The world is different now, you know. Things seem to be speeding up. The lessons I've learned about slowing down and being present in each precious moment likely wouldn't have been absorbed or observed as deeply had you stayed. It all matters- the people, the moments...the little ones who are learning everyday...it's all out in front of me, and us...

the left behind.

I've learned to live with no answers. I've learned to embrace the "why" like a close friend. I've learned to live with grief, and to accept its companionship at moments expected, and those when I am shocked at my frailty. A sound, a smell...cigarette smoke hanging in the air...the you and me conversations that I replay like a favourite song.

I accept the man you were. I accept how you lived your life and did what you could to become emancipated from the demons. I accept the neverending efforts you threw out to the universe in hopes of being a game changer. I accept your absolute brokeness and rebuilding into a beautifully flawed, charismatic, complex man. I accept that you did what you could, with what you had...where you were, in those moments of choice. I accept the "why" as my friend...and I love you, stored away safe, in a guarded, warm and inpenetrable part of my heart and my life.

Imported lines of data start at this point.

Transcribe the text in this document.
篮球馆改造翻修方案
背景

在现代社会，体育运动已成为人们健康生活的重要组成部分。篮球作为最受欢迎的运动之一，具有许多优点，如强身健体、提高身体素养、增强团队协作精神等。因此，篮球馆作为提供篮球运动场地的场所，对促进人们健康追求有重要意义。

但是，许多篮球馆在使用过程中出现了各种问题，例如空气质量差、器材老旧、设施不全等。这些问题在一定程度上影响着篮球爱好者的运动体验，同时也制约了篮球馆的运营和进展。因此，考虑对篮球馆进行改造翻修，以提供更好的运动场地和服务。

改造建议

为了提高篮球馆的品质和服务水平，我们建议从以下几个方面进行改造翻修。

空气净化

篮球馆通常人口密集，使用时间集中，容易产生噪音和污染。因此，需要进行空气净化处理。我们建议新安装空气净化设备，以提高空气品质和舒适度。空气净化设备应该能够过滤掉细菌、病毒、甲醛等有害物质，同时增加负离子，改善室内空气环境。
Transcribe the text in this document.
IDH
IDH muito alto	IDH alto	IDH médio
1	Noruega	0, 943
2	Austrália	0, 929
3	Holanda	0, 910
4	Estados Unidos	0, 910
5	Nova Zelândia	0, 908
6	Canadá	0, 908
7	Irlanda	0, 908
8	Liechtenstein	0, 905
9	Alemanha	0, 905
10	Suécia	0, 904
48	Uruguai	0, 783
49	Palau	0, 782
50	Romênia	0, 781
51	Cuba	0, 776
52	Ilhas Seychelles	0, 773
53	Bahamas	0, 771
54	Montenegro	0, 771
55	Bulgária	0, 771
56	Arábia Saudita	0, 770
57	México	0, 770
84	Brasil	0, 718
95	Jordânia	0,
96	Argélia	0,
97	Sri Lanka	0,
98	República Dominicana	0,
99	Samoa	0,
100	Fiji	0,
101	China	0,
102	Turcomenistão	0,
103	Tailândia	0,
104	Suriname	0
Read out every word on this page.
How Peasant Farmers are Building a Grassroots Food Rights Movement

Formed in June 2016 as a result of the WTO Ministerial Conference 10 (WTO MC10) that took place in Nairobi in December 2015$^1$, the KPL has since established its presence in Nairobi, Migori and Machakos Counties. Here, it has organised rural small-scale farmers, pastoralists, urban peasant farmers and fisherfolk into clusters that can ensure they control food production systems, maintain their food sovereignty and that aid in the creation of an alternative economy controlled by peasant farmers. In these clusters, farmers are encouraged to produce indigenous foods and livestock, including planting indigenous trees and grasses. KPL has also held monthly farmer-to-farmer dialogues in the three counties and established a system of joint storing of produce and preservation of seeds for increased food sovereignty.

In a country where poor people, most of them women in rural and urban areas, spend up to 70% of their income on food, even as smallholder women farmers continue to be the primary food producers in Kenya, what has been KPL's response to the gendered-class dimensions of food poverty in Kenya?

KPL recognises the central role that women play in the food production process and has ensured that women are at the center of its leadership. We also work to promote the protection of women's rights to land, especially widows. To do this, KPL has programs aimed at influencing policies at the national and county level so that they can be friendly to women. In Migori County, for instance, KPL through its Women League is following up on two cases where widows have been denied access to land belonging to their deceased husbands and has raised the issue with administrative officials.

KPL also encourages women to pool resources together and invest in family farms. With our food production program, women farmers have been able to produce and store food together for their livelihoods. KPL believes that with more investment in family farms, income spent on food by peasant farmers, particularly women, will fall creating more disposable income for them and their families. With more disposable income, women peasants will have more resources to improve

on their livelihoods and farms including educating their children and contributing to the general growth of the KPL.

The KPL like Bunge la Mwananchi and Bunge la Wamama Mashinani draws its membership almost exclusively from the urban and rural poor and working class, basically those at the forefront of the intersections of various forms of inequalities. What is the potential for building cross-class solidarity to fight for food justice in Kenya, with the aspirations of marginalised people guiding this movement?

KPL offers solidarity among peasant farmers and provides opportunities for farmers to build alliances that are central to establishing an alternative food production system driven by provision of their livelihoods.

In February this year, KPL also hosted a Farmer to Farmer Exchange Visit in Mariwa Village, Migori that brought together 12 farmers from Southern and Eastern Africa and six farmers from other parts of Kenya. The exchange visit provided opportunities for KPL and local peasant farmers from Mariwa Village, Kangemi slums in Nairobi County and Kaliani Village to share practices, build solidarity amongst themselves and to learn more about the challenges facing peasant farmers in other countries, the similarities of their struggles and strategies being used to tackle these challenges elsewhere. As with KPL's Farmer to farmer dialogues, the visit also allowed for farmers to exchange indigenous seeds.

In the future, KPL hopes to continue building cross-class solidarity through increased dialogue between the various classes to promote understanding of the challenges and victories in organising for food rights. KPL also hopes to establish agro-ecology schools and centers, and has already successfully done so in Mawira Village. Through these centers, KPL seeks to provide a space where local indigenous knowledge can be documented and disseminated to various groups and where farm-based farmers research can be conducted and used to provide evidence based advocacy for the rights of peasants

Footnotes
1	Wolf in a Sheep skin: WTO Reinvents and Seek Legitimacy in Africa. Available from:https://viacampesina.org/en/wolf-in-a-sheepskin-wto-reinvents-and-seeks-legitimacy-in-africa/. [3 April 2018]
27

The scar is evident. I don't escape you. I try to be free from the memories...I try to forget, and to say I don't care. I say I can't care. I hold myself now to the benchmark of my limits, and not who I think you were trying to be. Perhaps there are those of us who have tried to impact the world in the Michael way...because we don't want to let you go. This year has taught me that it's time...to let the Michael signature be honoured for where it is....3 years ago. And that's okay- moving forward isn't a forgetting as I have fought against...it's just an admission that the fight to keep you here is done.

I don't speak for the we...I speak for me...and I say with tears..

be free my friend.

Be out there behind us...like a silent but ever present shadow. Be ahead of us, reminding us of what this life really is about.

You'll always be my Mikey...and I'll always be your Jenn with 2 n's.